El post de hoy será diferente, puesto que a partir de un cuento que tenga de protagonista a un personaje infantil, crearé su vida adulta, que no aparece en el relato, pero me ajustaré a él justificando todas mis decisiones con las pistas que nos ha dejado el autor acerca de su carácter. El primer cuento que analizaremos es «Bárbara contra la muerte» de Almudena Grandes.

Almudena

Almudena Grandes

El éxito de esta autora es indiscutible, licenciada en Geografía e Historia por la Universidad Complutense, se dio a conocer en 1989 con Las edades de Lulú y desde entonces no ha dejado de escribir. Varias de sus obras han sido llevadas al cine y al teatro, y han merecido, entre otros, el Premio de la Fundación Lara o el Premio de los Libreros de Madrid. “Bárbara contra la muerte” se encuentra en la colección de cuentos Modelos de Mujer, que consta de siete cuentos que plantean muchos de los temas y conflictos presentes en las novelas de la autora.
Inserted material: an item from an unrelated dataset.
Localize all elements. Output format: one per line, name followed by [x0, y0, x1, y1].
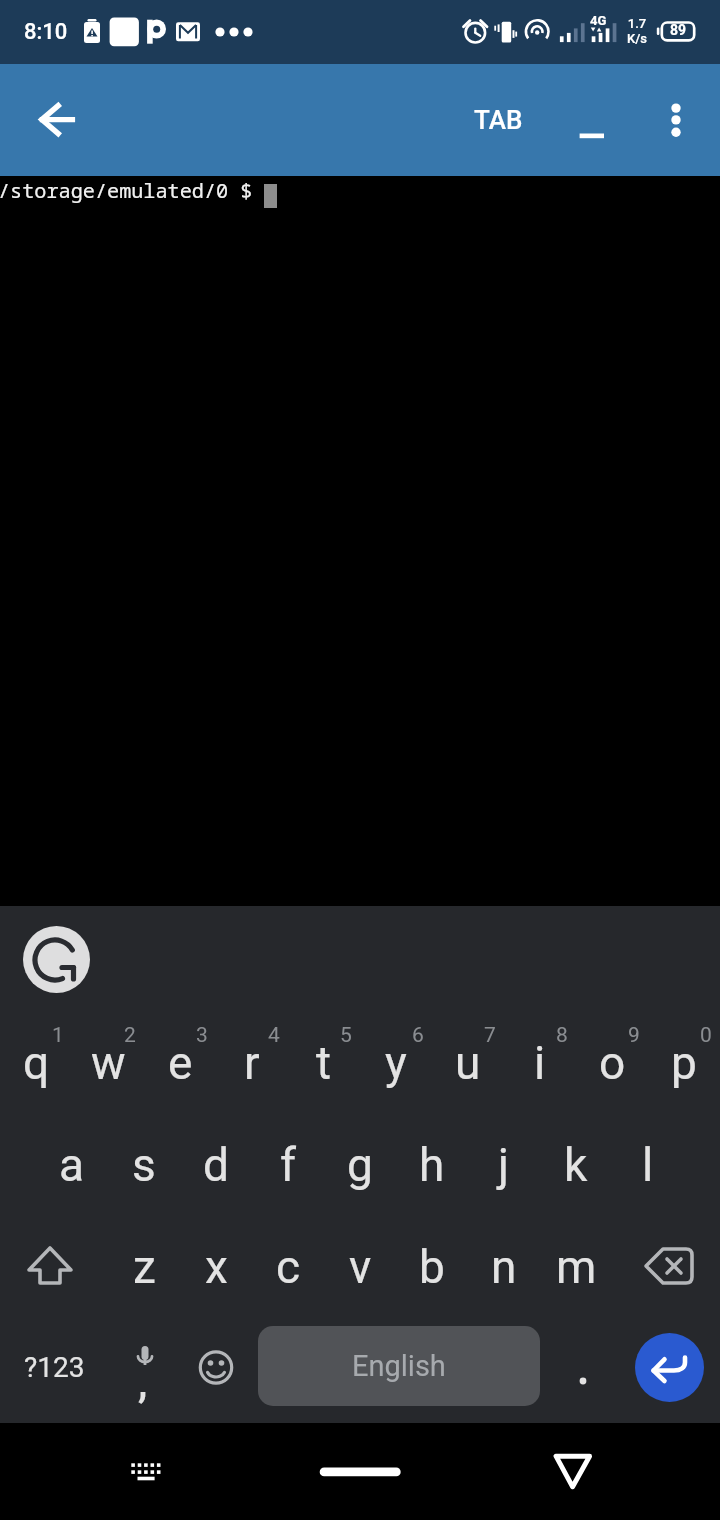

De hecho, la crítica ha destacado en numerosas ocasiones que Almudena Grandes se siente novelista porque el cuento se le queda corto, aunque éstos no carecen de detalle, ni de una buena trama, crea personajes que reflejan a la perfección lo que la autora pretende mostrarnos. El caso de nuestra protagonista, Bárbara, no se queda atrás.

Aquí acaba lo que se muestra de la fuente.